Затеиха закатила белки, отчего крупные водянистые глаза подёрнулись горчичной пеленой, стали ещё больше, что-то запричитала, заголосила и, плюнув в Григория, выкатилась в сени.
– Мать, сходи закрой за ней, а то до вечера будет тут ашурками трясти, погань.
Когда Акуля осторожно вышла за порог, Григорий прикрикнул на сноху:
– Ты-то чего закатываешься, кобыла пузатая? Смешно ей!
Надёжка прыснула ещё громче, обняла насторожившихся сынишек, а Григорий задёрнул занавеску и демонстративно затих. Был он в этот момент зол и на Затеиху, и на жену, и на сноху – на всех на свете. Все мешали ему зацепиться за какую-либо живую мысль и угнетали пустым присутствием.

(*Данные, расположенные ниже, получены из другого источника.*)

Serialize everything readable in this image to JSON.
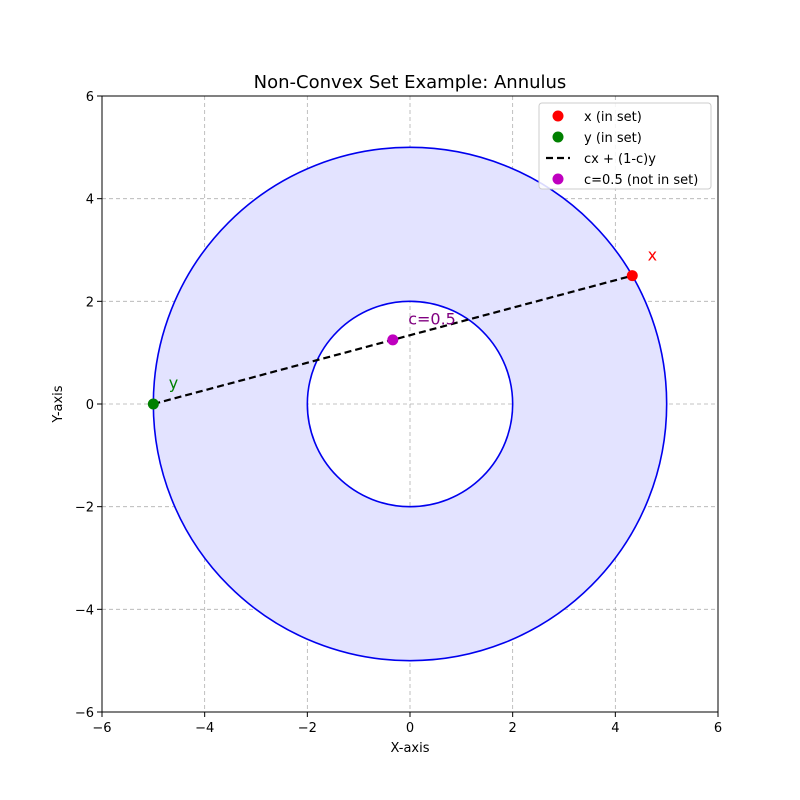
{
  "chart_data": {
    "type": "scatter",
    "title": "Non-Convex Set Example: Annulus",
    "xlabel": "X-axis",
    "ylabel": "Y-axis",
    "xlim": [
      -6,
      6
    ],
    "ylim": [
      -6,
      6
    ],
    "x_ticks": [
      -6,
      -4,
      -2,
      0,
      2,
      4,
      6
    ],
    "y_ticks": [
      -6,
      -4,
      -2,
      0,
      2,
      4,
      6
    ],
    "x_tick_labels": [
      "−6",
      "−4",
      "−2",
      "0",
      "2",
      "4",
      "6"
    ],
    "y_tick_labels": [
      "−6",
      "−4",
      "−2",
      "0",
      "2",
      "4",
      "6"
    ],
    "grid": true,
    "legend_position": "top-right",
    "annulus": {
      "center": [
        0,
        0
      ],
      "inner_radius": 2,
      "outer_radius": 5,
      "fill_color": "#e3e3ff",
      "edge_color": "#0000ee"
    },
    "series": [
      {
        "name": "x (in set)",
        "kind": "point",
        "x": 4.33,
        "y": 2.5,
        "color": "#ff0000"
      },
      {
        "name": "y (in set)",
        "kind": "point",
        "x": -5,
        "y": 0,
        "color": "#008000"
      },
      {
        "name": "cx + (1-c)y",
        "kind": "line",
        "x": [
          -5,
          4.33
        ],
        "y": [
          0,
          2.5
        ],
        "color": "#000000"
      },
      {
        "name": "c=0.5 (not in set)",
        "kind": "point",
        "x": -0.335,
        "y": 1.25,
        "color": "#bf00bf"
      }
    ],
    "annotations": [
      {
        "text": "x",
        "x": 4.63,
        "y": 2.8,
        "color": "#ff0000"
      },
      {
        "text": "y",
        "x": -4.7,
        "y": 0.3,
        "color": "#008000"
      },
      {
        "text": "c=0.5",
        "x": -0.035,
        "y": 1.55,
        "color": "#800080"
      }
    ]
  }
}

Мысли неслись мимо, но после ухода Затеихи Григорий испуганно догадался, какая живёт в нём постоянно, – о близкой кончине! Где застанет костлявая? Успеешь ли раньше увидеть Павла? Мучительные эти вопросы совсем затерзали, когда он начинал думать о сроках войны. Ведь поначалу, когда погнали немцев от Москвы, казалось, что теперь им не удержаться, к весне добьют, а выходило не так, как думалось. Война грозила стать затяжной, как и первая германская, и, если будет так, не дождётся он её конца и не увидит сына.